What you get is the ability to actually go in and see overlays. So as you step through some of those options there, you can get Focus Assist. Robbie: Different frame lines, all that kind of stuff. Richard: Yeah, or Exposure Assist where I can actually see little highlights showing me with the Zebra stripes oh, this is overexposed, we are getting near overexposed. So these add certain benefits. Robbie: Well, and then the last way, and you have already pointed to it a couple of times is to actually use an external field monitor like this little one, and there is a lot of a companies again that are making this, SmallHD, Marshall, as this Panasonic one we have here, and this has a couple benefits, right? First, we are viewing the image on a larger screen.
Nothing saying that we have to view it on let's say you know, 5-6-7-inch screen, we can view this on a 50-inch screen if we want to, so they are great for being able to view the image in large groups so client might be present onset or something like that and typically because they are bigger, it's going to be easier to judge things like Exposure and Focus. And the thing I really like about them is that most of field monitors out there are adaptable to different types of video signal. What I mean by that is that we can go HDMI into them, we could use, say HDMI to SDI converter, SDI of course is a professional level video signal path, and we can attach different--our cameras in different signal paths to these monitors to be able to view it.
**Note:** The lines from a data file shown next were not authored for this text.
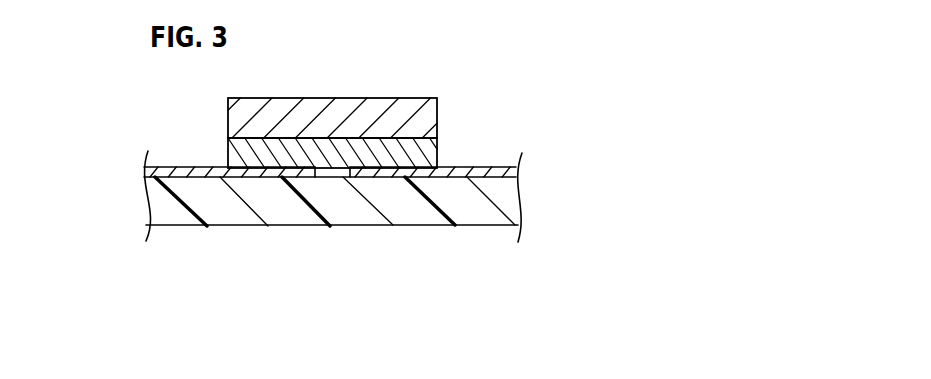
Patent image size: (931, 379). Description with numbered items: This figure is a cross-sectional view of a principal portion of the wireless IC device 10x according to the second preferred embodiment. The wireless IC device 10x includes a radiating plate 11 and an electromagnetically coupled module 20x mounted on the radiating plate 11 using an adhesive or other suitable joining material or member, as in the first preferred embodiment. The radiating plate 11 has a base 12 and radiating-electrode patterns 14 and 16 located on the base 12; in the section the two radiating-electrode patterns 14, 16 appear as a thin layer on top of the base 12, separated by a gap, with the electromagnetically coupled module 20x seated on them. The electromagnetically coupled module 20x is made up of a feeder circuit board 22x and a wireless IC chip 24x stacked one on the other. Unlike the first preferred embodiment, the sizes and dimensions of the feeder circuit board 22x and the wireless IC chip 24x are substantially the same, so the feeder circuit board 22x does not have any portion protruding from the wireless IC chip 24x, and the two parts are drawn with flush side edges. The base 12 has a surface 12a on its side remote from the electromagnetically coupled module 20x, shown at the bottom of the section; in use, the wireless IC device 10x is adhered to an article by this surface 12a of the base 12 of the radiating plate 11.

The wireless IC device 10x is at (711, 69).
The radiating plate 11 is at (121, 200).
The base 12 is at (507, 198).
The surface 12a is at (348, 227).
The radiating-electrode pattern 14 is at (253, 177).
The radiating-electrode pattern 16 is at (439, 182).
The electromagnetically coupled module 20x is at (597, 70).
The feeder circuit board 22x is at (437, 112).
The wireless IC chip 24x is at (437, 149).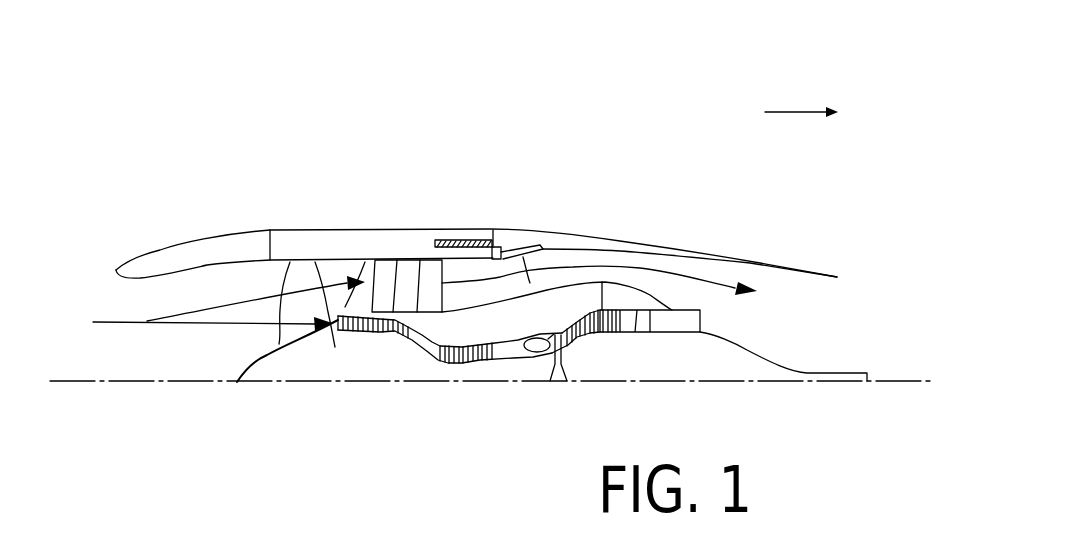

Richard: And many times these professional monitors will also have built-in measuring tools, waveform, spectroscope, so you could judge things like color and exposure. So it's a whole spectrum. I would say if I was out in the field running about, the first thing I would choose would be something like one of these loops. Zacuto, Hoodman, lots of others make these. It's a simple addition. I like to call it the lens for the back of your camera. Before you buy another lens, buy the lens for the back of the camera, so you can get that sharper image and judge do you have proper exposure and focus. Robbie: And if you are in a more compact situation, but you want a little higher resolution, the EVFs represent a great solution, and then if you're in a more stable or not running gun situation, and you have a couple more hands on deck in your production, an external field monitor either separately mounted like this or even mounted to a rig, works well also.
Richard: If you are going to those external field monitors, you may find it useful to get an HDMI to SDI adapter useful for the pro-monitors and many of the monitors specifically designed for DSLR workflow, will be high-res monitors with HDMI inputs, so you can connect directly. Robbie: So that's a little bit more about Live View. Of course Live View is enabled when we go into Video mode on these DSLRs cameras and our Optical Viewfinder no longer really works. And of course we have also discussed different ways of adapting Live View. We can use a loop or a viewfinder or we can use EVF, we can also pipe the single out to an external field monitor, all of which makes it much easier to judge things like focus and exposure.